Reemerging from the edge of extinction, Heritage turkeys are finding a niche market among those who disdain the industrial meat complex but who aren’t ready to go the Tofurky route this Thanksgiving.

The common large white turkey, making up 99 percent of supermarket turkeys sold today, is bred primarily for meat. It can’t fly, run or mate, and its life is mostly relegated to crowded, indoor production.

Heritage turkeys, also called “standard” turkeys, were developed in the United States and Europe over hundreds of years, and their breeds include the Standard Bronze, Bourbon Red, Jersey Buff, Slate, Black Spanish, Narragansett and White Holland. Their genes are valued as a link to the past, as well for holding traits, such as disease resistance and temperament, critical to the breeds’ long-term survival.

In 1997, the American Livestock Breed Conservancy (ALBC) found that a number of the standard turkey breeds were facing extinction. Groups like the All-American Turkey Growers Club and the Society for Preservation of Poultry Antiquities had been working to breed and preserve rare turkey varieties, but it wasn’t until the Slow Food movement put the turkey on its radar that Heritage turkeys took hold with more consumers.

Slow Food, an international organization of people committed to preserving unique foods and ways of preparing them, started to promote Heritage turkeys in 2001. Slow Food and the ALBC approached farmers across the country, asking them to raise one of four varieties of turkeys in a “free range, preferably organic and sustainable manner.” In return, the farmers would get $3.50-$4 per pound and free publicity. The next year, 5,000 heritage birds were sold at Thanksgiving. According to the ALBC breeding bird census, there were 1,355 Heritage turkeys in 1997. By 2006, there were 10,404.

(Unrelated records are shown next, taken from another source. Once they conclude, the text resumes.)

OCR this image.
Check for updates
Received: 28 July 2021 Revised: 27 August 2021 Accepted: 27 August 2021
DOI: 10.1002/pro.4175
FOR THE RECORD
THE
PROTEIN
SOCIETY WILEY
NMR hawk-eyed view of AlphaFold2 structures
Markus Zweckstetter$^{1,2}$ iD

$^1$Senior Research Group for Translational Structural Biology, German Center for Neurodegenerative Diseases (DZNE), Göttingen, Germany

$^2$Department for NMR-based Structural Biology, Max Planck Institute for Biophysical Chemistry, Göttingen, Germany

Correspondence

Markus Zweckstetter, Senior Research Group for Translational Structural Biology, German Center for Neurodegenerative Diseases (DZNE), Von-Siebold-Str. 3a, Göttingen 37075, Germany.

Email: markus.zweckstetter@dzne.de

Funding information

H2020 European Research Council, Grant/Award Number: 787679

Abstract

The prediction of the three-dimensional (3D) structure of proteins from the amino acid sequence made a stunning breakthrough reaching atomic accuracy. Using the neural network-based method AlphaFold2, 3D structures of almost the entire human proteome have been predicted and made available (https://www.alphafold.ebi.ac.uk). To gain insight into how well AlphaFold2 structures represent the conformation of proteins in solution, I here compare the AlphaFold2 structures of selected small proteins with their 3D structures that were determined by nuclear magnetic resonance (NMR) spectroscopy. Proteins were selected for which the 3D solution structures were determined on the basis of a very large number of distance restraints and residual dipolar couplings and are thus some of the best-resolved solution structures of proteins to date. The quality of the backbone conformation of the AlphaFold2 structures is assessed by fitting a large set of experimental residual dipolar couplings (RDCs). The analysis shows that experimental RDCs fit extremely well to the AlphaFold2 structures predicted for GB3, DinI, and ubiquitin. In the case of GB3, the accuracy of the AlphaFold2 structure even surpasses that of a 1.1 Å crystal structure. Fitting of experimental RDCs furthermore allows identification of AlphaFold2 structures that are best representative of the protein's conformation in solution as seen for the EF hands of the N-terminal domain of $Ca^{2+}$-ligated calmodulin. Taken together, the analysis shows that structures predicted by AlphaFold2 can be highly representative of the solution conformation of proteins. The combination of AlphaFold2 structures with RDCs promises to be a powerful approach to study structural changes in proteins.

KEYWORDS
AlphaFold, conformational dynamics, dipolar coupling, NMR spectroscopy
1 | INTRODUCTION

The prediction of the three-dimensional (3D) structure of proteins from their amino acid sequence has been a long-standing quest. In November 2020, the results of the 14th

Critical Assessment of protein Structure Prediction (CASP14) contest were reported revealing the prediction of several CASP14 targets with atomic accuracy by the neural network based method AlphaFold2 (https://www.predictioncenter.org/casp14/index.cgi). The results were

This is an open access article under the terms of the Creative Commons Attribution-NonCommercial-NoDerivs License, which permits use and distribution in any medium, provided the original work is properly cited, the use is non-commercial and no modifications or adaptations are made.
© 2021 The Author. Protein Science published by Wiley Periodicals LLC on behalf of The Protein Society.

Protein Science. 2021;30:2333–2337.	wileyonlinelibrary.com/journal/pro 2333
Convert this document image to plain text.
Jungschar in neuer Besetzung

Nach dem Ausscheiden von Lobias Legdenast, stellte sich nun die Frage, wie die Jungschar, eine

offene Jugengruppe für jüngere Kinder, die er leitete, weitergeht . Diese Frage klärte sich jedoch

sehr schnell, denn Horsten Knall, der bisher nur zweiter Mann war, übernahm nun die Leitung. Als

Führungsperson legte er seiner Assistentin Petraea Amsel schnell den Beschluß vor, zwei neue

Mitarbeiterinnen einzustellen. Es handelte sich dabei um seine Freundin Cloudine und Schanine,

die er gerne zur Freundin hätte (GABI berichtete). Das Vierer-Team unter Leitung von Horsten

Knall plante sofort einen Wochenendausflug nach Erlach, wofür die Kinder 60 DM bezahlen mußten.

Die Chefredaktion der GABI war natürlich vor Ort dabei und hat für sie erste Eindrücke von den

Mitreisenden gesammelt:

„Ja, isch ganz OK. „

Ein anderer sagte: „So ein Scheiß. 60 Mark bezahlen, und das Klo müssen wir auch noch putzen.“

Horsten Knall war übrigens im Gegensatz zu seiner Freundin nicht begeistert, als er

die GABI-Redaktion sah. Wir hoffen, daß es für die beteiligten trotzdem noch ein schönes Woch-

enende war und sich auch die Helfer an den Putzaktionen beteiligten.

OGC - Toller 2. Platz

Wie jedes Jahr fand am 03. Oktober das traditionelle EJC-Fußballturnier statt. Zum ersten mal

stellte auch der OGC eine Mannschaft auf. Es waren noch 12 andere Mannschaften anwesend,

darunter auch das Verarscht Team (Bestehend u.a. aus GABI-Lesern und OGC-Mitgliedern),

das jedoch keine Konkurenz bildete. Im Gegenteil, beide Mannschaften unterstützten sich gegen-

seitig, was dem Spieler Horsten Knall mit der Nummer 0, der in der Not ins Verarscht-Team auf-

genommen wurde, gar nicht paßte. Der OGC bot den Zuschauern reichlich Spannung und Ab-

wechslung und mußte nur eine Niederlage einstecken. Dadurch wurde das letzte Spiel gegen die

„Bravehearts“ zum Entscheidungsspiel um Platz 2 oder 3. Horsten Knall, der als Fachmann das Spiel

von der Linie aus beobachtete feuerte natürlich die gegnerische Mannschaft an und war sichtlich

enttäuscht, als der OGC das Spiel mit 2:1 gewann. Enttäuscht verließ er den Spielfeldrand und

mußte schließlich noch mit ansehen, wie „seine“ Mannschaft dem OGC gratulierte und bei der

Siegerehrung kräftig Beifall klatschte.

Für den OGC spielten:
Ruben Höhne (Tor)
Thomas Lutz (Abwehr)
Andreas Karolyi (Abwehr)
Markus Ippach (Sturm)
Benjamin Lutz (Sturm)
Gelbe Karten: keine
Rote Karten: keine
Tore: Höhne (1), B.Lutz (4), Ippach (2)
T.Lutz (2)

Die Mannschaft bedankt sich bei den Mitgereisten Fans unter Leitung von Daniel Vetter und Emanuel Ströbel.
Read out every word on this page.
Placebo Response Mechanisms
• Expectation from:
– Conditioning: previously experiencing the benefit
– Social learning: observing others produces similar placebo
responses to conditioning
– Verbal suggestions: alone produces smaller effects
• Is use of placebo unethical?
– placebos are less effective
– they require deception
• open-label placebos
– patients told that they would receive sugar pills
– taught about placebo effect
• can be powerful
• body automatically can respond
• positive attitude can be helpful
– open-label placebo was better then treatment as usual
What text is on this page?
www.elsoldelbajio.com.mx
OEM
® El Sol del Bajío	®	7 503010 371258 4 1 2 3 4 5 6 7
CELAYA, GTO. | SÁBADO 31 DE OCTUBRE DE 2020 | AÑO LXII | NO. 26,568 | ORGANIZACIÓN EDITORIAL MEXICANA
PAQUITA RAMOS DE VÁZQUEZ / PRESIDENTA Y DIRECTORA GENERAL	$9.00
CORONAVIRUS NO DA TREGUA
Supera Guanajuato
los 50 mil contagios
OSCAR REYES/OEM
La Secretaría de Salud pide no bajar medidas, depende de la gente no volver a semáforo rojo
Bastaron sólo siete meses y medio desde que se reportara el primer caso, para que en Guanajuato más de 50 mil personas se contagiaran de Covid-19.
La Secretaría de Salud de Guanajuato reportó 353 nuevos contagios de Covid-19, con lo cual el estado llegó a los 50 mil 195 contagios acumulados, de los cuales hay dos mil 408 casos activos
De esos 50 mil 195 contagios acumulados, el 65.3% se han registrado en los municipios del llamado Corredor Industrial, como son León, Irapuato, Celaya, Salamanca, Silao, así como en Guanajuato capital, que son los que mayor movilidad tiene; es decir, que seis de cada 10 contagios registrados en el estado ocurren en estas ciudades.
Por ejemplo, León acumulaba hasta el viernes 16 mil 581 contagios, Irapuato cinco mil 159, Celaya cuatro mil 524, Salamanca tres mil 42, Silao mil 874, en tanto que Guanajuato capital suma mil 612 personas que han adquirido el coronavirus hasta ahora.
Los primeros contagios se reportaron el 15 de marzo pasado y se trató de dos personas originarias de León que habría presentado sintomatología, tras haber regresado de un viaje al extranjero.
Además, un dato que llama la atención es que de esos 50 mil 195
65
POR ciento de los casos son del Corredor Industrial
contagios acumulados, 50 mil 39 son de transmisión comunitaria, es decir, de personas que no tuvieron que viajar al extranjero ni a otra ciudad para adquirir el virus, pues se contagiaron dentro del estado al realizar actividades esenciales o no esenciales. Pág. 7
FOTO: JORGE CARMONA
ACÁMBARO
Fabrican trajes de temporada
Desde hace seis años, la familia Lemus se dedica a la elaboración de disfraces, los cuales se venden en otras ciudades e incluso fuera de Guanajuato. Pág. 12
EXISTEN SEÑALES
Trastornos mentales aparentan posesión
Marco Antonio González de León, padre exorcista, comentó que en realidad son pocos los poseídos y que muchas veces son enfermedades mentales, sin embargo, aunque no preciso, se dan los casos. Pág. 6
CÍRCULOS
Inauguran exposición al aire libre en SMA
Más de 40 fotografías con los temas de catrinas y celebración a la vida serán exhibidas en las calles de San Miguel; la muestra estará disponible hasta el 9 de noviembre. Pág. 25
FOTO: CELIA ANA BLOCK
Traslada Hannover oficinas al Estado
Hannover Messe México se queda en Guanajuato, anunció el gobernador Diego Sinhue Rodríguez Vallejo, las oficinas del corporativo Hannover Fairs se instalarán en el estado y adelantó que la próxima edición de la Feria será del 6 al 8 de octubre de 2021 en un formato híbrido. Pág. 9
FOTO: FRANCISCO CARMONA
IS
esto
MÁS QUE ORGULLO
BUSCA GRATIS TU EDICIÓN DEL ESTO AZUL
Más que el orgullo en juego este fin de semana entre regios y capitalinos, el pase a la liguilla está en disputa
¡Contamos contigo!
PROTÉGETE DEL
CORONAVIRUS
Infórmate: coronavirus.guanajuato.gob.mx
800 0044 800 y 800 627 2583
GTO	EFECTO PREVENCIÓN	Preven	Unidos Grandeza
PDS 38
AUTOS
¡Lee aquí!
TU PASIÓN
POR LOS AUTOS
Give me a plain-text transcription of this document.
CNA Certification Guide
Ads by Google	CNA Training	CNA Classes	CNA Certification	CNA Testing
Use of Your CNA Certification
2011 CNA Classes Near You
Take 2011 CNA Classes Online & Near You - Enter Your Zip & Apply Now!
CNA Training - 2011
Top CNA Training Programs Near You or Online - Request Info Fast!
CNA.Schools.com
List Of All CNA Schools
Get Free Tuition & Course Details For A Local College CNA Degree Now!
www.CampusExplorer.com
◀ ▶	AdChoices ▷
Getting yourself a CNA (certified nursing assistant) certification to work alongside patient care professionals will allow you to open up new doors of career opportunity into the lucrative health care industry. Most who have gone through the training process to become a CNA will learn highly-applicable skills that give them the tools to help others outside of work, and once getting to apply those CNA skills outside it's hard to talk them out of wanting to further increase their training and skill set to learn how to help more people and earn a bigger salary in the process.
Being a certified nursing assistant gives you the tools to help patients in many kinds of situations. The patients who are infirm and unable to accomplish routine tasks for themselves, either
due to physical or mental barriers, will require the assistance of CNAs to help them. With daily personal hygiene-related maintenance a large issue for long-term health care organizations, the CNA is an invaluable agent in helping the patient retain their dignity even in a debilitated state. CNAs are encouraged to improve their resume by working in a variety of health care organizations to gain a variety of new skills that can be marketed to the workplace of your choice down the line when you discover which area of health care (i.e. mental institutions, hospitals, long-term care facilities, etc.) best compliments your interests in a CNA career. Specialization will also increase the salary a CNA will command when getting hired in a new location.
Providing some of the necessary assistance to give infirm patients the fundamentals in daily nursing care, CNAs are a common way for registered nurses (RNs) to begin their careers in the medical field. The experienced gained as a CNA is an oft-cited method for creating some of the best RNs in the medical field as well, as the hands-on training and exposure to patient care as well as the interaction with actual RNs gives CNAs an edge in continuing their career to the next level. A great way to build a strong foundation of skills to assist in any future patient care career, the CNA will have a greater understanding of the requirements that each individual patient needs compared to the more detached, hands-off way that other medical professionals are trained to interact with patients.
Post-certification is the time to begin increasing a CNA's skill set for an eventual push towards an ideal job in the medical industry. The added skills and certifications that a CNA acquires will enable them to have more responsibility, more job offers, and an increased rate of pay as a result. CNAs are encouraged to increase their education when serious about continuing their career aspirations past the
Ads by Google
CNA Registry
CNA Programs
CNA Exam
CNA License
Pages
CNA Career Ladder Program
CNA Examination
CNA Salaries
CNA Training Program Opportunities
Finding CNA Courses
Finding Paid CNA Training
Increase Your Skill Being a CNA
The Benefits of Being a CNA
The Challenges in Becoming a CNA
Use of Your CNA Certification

Heritage turkeys take longer to reach their market weight and cost quite a bit more than those found in the supermarket. Store-bought turkeys take 18 weeks to reach about 32 pounds and cost about 39 cents a pound, whereas Heritage turkeys take 24-30 weeks to reach their optimal weight, and a search for a Heritage bird on www.localharvest.org/store came back with a $120 turkey.

The critics in the New York Times, LA Times and USA Today say it’s worth it, calling the Heritage turkey more flavorful and juicier than store-bought varieties. And the birds and the environments in which they live are healthier for it.